There are plenty of cafe on the trail and even a very popular one which goes by the name of Magik View and traces its origin to 1984 and incidentally also marks the half way of the trail. It offers an amazing view of the city below and if the weather is clear you can easily see the Cricket Stadium in Dharmashala. From their it's another 3.5km to summit.
While the ascent before the half way mark is easier, the second half becomes steeper, rougher and with more curves on the way. The first leg is an easy incline while the last leg is more demanding on your body. But all the toil is easily forgotten when you first catch a glimpse of Triund Hill. The monotony of uneven grizzly stones of the last mile is suddenly broken by the green hill, a clear blue sky and a white mountain, the mighty Dhauladhar range which forms the outer Himalayan chain, standing sentinel.
The smiles, the high fives and the catcalls are numerous. The ground is specked with small tiny tents some blue, some green. There is just a single stone structure standing which is the guest house and already full to capacity.
For a full experience of the journey, pitching up a tent and being one with nature is highly recommended rather than taking shelter in the Govt guest house. This way you are free to pitch up your tent any where you like. The whole of Triund Hill is yours for the taking.
There are approximately 5-6 cafes on the hill which will serve hot tea, Maggie and other eatables, so food is not such a concern.
We had a lovely chat with one of the Cafe Owners. He had been living in the Cafe for the past 30 years and goes to town only in the winters when the snow is almost 10 feet high and tourism comes to a stop. He also told us about the thunderstorm of the previous night. It had done a lot of damage with many tents been torn. Most of the people had opted out of staying overnight and returned back when the thunderstorm started to get worse. However we were lucky since that day was sunny and no such thunderstorm predictions as such.
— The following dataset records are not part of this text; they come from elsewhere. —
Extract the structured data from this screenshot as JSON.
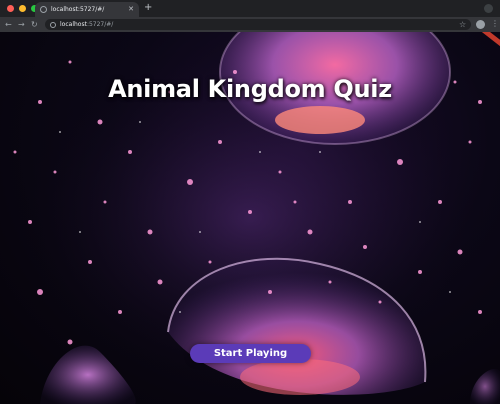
{
  "browser": {
    "tab_title": "localhost:5727/#/",
    "tab_close_icon": "close-icon",
    "new_tab_icon": "plus-icon",
    "url_host": "localhost",
    "url_rest": ":5727/#/",
    "icons": [
      "back-arrow-icon",
      "forward-arrow-icon",
      "reload-icon",
      "info-icon",
      "star-icon",
      "profile-icon",
      "kebab-menu-icon"
    ]
  },
  "page": {
    "title": "Animal Kingdom Quiz",
    "start_button_label": "Start Playing",
    "accent_color": "#5b3bb8",
    "background": "jellyfish-photo"
  }
}
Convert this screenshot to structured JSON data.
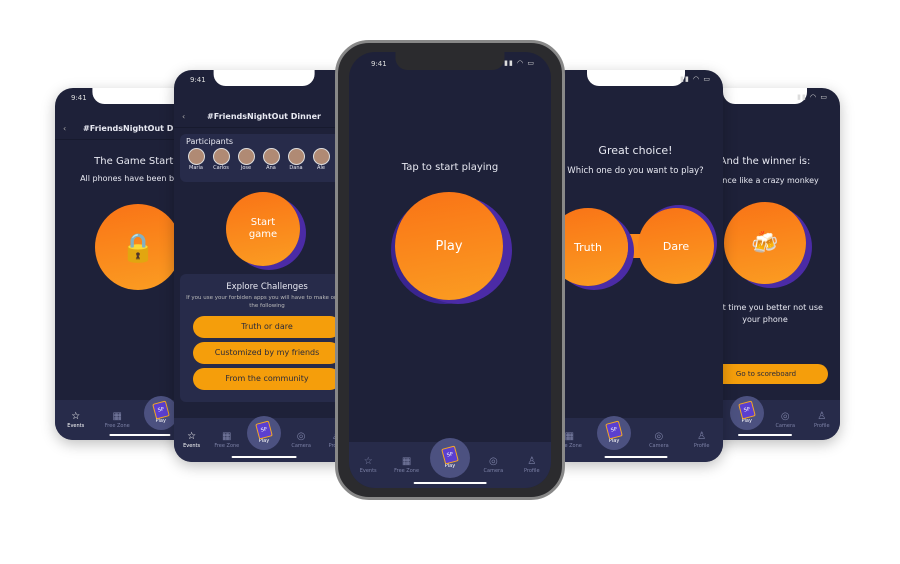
{
  "status_time": "9:41",
  "nav": {
    "events": "Events",
    "free_zone": "Free Zone",
    "play": "Play",
    "camera": "Camera",
    "profile": "Profile",
    "logo": "SP"
  },
  "screen1": {
    "header": "#FriendsNightOut Dinner",
    "title": "The Game Started",
    "subtitle": "All phones have been blocked"
  },
  "screen2": {
    "header": "#FriendsNightOut Dinner",
    "participants_label": "Participants",
    "participants": [
      "Maria",
      "Carlos",
      "Jose",
      "Ana",
      "Dana",
      "Ale"
    ],
    "start_button": "Start game",
    "explore_title": "Explore Challenges",
    "explore_text": "If you use your forbiden apps you will have to make one of the following",
    "options": [
      "Truth or dare",
      "Customized by my friends",
      "From the community"
    ]
  },
  "screen3": {
    "prompt": "Tap to start playing",
    "play_button": "Play"
  },
  "screen4": {
    "title": "Great choice!",
    "subtitle": "Which one do you want to play?",
    "truth": "Truth",
    "dare": "Dare"
  },
  "screen5": {
    "title": "And the winner is:",
    "subtitle": "Dance like a crazy monkey",
    "message": "Next time you better not use your phone",
    "button": "Go to scoreboard"
  },
  "colors": {
    "screen_bg": "#1e2139",
    "nav_bg": "#272b4a",
    "orange": "#f97316",
    "purple": "#4b2ba6",
    "button": "#f59e0b"
  }
}
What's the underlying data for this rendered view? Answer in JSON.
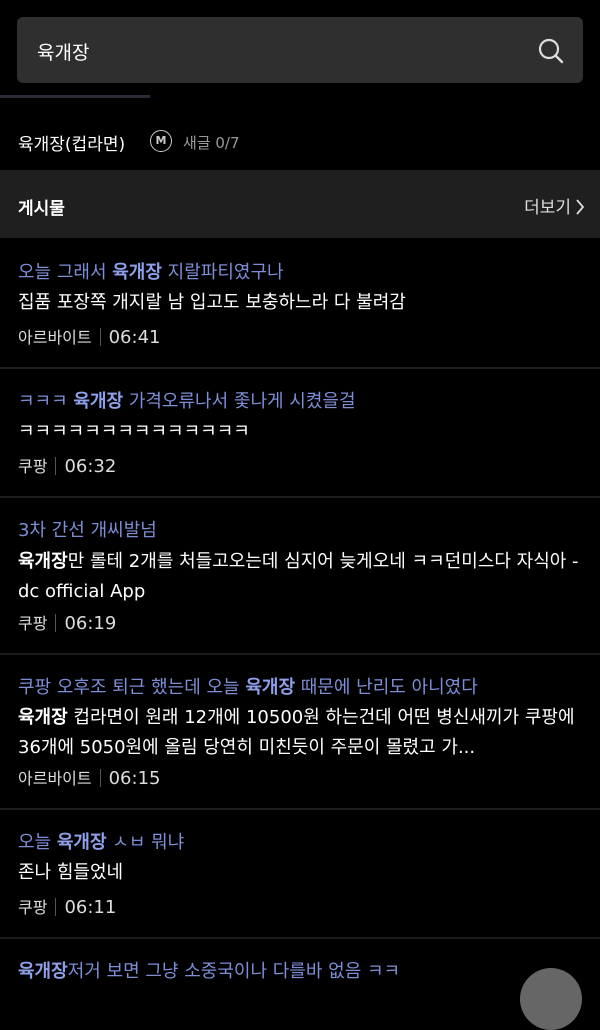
{
  "search": {
    "query": "육개장"
  },
  "dictionary": {
    "title": "육개장(컵라면)",
    "badge": "M",
    "subtitle": "새글 0/7"
  },
  "section": {
    "title": "게시물",
    "more_label": "더보기",
    "more_icon": "chevron-right-icon"
  },
  "posts": [
    {
      "title_pre": "오늘 그래서 ",
      "title_kw": "육개장",
      "title_post": " 지랄파티였구나",
      "body_kw": "",
      "body_rest": "집품 포장쪽 개지랄 남 입고도 보충하느라 다 불려감",
      "category": "아르바이트",
      "time": "06:41"
    },
    {
      "title_pre": "ㅋㅋㅋ ",
      "title_kw": "육개장",
      "title_post": " 가격오류나서 좇나게 시켰을걸",
      "body_kw": "",
      "body_rest": "ㅋㅋㅋㅋㅋㅋㅋㅋㅋㅋㅋㅋㅋㅋ",
      "category": "쿠팡",
      "time": "06:32"
    },
    {
      "title_pre": "3차 간선 개씨발넘",
      "title_kw": "",
      "title_post": "",
      "body_kw": "육개장",
      "body_rest": "만 롤테 2개를 처들고오는데 심지어 늦게오네 ㅋㅋ던미스다 자식아 - dc official App",
      "category": "쿠팡",
      "time": "06:19"
    },
    {
      "title_pre": "쿠팡 오후조 퇴근 했는데 오늘 ",
      "title_kw": "육개장",
      "title_post": " 때문에 난리도 아니였다",
      "body_kw": "육개장",
      "body_rest": " 컵라면이 원래 12개에 10500원 하는건데 어떤 병신새끼가 쿠팡에 36개에 5050원에 올림 당연히 미친듯이 주문이 몰렸고 가...",
      "category": "아르바이트",
      "time": "06:15"
    },
    {
      "title_pre": "오늘 ",
      "title_kw": "육개장",
      "title_post": " ㅅㅂ 뭐냐",
      "body_kw": "",
      "body_rest": "존나 힘들었네",
      "category": "쿠팡",
      "time": "06:11"
    },
    {
      "title_pre": "",
      "title_kw": "육개장",
      "title_post": "저거 보면 그냥 소중국이나 다를바 없음 ㅋㅋ",
      "body_kw": "",
      "body_rest": "",
      "category": "",
      "time": ""
    }
  ]
}
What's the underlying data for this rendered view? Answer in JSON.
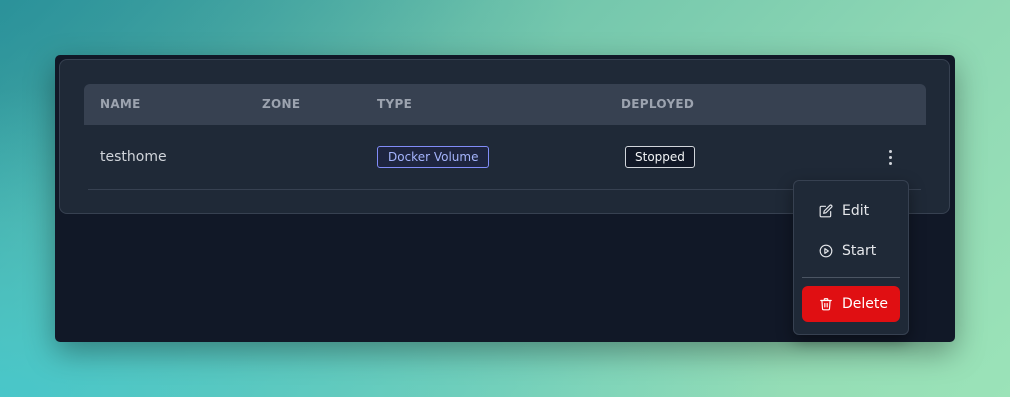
{
  "table": {
    "columns": {
      "name": "NAME",
      "zone": "ZONE",
      "type": "TYPE",
      "deployed": "DEPLOYED"
    },
    "rows": [
      {
        "name": "testhome",
        "zone": "",
        "type": "Docker Volume",
        "deployed": "Stopped"
      }
    ]
  },
  "menu": {
    "items": [
      {
        "label": "Edit",
        "icon": "edit-icon"
      },
      {
        "label": "Start",
        "icon": "play-circle-icon"
      },
      {
        "label": "Delete",
        "icon": "trash-icon"
      }
    ]
  },
  "colors": {
    "window_bg": "#111827",
    "card_bg": "#1f2937",
    "header_bg": "#374151",
    "type_badge": "#818cf8",
    "delete_bg": "#e00f12"
  }
}
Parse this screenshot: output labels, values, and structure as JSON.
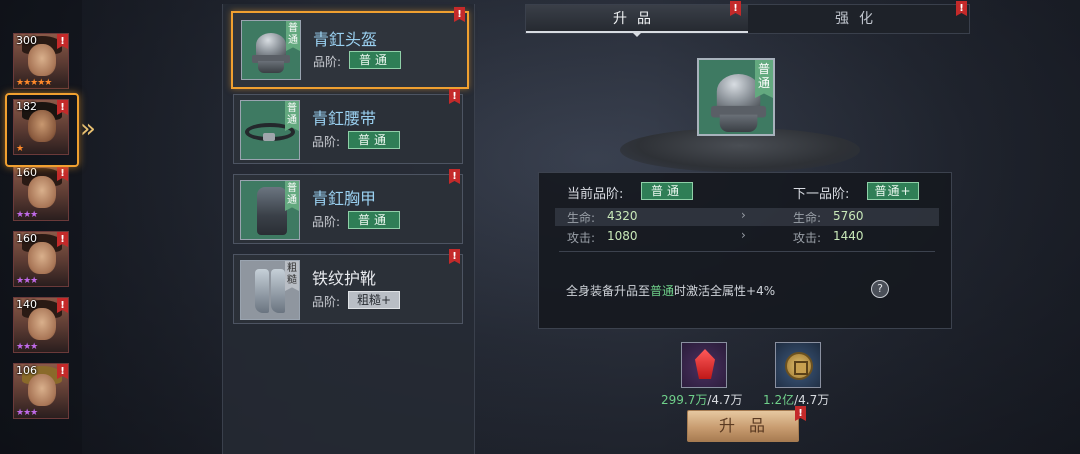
{
  "heroes": [
    {
      "level": "300",
      "stars": "★★★★★",
      "star_color": "gold",
      "selected": false
    },
    {
      "level": "182",
      "stars": "★",
      "star_color": "gold",
      "selected": true
    },
    {
      "level": "160",
      "stars": "★★★",
      "star_color": "purple",
      "selected": false
    },
    {
      "level": "160",
      "stars": "★★★",
      "star_color": "purple",
      "selected": false
    },
    {
      "level": "140",
      "stars": "★★★",
      "star_color": "purple",
      "selected": false
    },
    {
      "level": "106",
      "stars": "★★★",
      "star_color": "purple",
      "selected": false
    }
  ],
  "badge_mark": "!",
  "equipment": [
    {
      "name": "青釭头盔",
      "grade_label": "品阶:",
      "grade": "普通",
      "tag": "普通",
      "rarity": "green",
      "selected": true
    },
    {
      "name": "青釭腰带",
      "grade_label": "品阶:",
      "grade": "普通",
      "tag": "普通",
      "rarity": "green",
      "selected": false
    },
    {
      "name": "青釭胸甲",
      "grade_label": "品阶:",
      "grade": "普通",
      "tag": "普通",
      "rarity": "green",
      "selected": false
    },
    {
      "name": "铁纹护靴",
      "grade_label": "品阶:",
      "grade": "粗糙+",
      "tag": "粗糙",
      "rarity": "white",
      "selected": false
    }
  ],
  "tabs": {
    "upgrade": "升品",
    "enhance": "强化"
  },
  "detail": {
    "icon_tag": "普通",
    "current_label": "当前品阶:",
    "current_grade": "普通",
    "next_label": "下一品阶:",
    "next_grade": "普通+",
    "stats": [
      {
        "label": "生命:",
        "current": "4320",
        "next": "5760"
      },
      {
        "label": "攻击:",
        "current": "1080",
        "next": "1440"
      }
    ],
    "arrow": "›",
    "bonus_prefix": "全身装备升品至",
    "bonus_grade": "普通",
    "bonus_suffix": "时激活全属性+4%",
    "help": "?"
  },
  "costs": [
    {
      "have": "299.7万",
      "need": "/4.7万",
      "item": "red-gem-icon"
    },
    {
      "have": "1.2亿",
      "need": "/4.7万",
      "item": "coin-icon"
    }
  ],
  "upgrade_button": "升品",
  "colors": {
    "accent": "#f0a030",
    "green_grade": "#2f7e56",
    "badge": "#c42a2a",
    "value_green": "#6fd08a"
  }
}
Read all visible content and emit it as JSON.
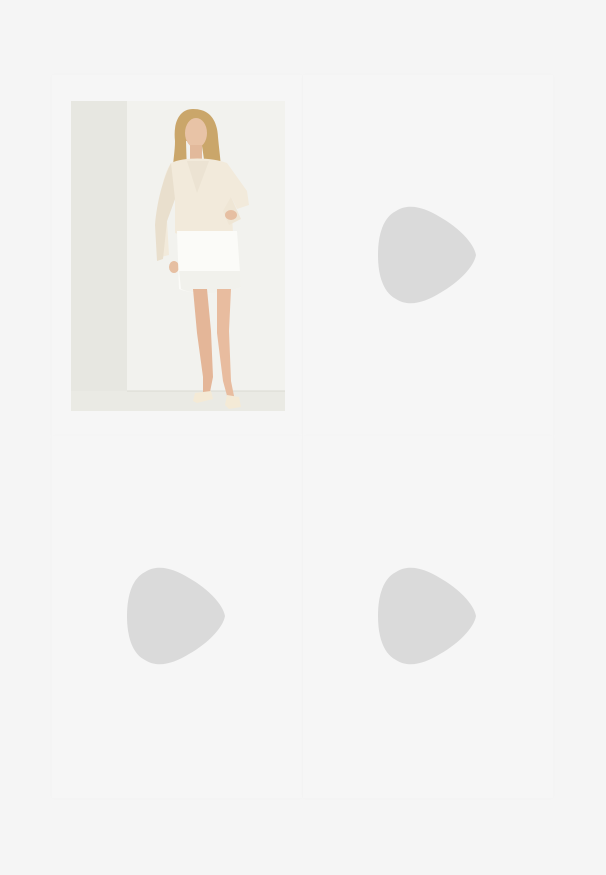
{
  "grid": {
    "items": [
      {
        "kind": "image",
        "icon": "product-photo",
        "alt": ""
      },
      {
        "kind": "placeholder",
        "icon": "play-placeholder-icon"
      },
      {
        "kind": "placeholder",
        "icon": "play-placeholder-icon"
      },
      {
        "kind": "placeholder",
        "icon": "play-placeholder-icon"
      }
    ]
  },
  "colors": {
    "background": "#f5f5f5",
    "placeholder_icon": "#dadada"
  }
}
From Triund, one can trek further on to the SnowLine Cafe, Indrahar Pass and Lahesh Caves. However the journey after Snowline cafe is much harder, the incline much steeper and also requires some equipment and a guide. Therefore Triund is the popular destination for casual trekking and an attempt further to Lahesh Caves needs much serious approach.
Laying in our tents and just soaking in the environment, trying to figure out the constellations and failing gloriously. Darkness here is soothing and makes you feel safe and happy. It was the experience of a lifetime. Slowly sleep claimed us with a smile on our faces, snuggling in our sleeping bags with the assurance to each other that we will wake up early to see the sunrise.
The returning journey was much better since it needed much less effort and also the weather was far better. It was also a cloudy day and at some places we literally were walking in the clouds with minimal visibility.
The descent slowly took us back to civilization with a promise to come back again and trek further on to Indrahar Pass and Lahesh Caves.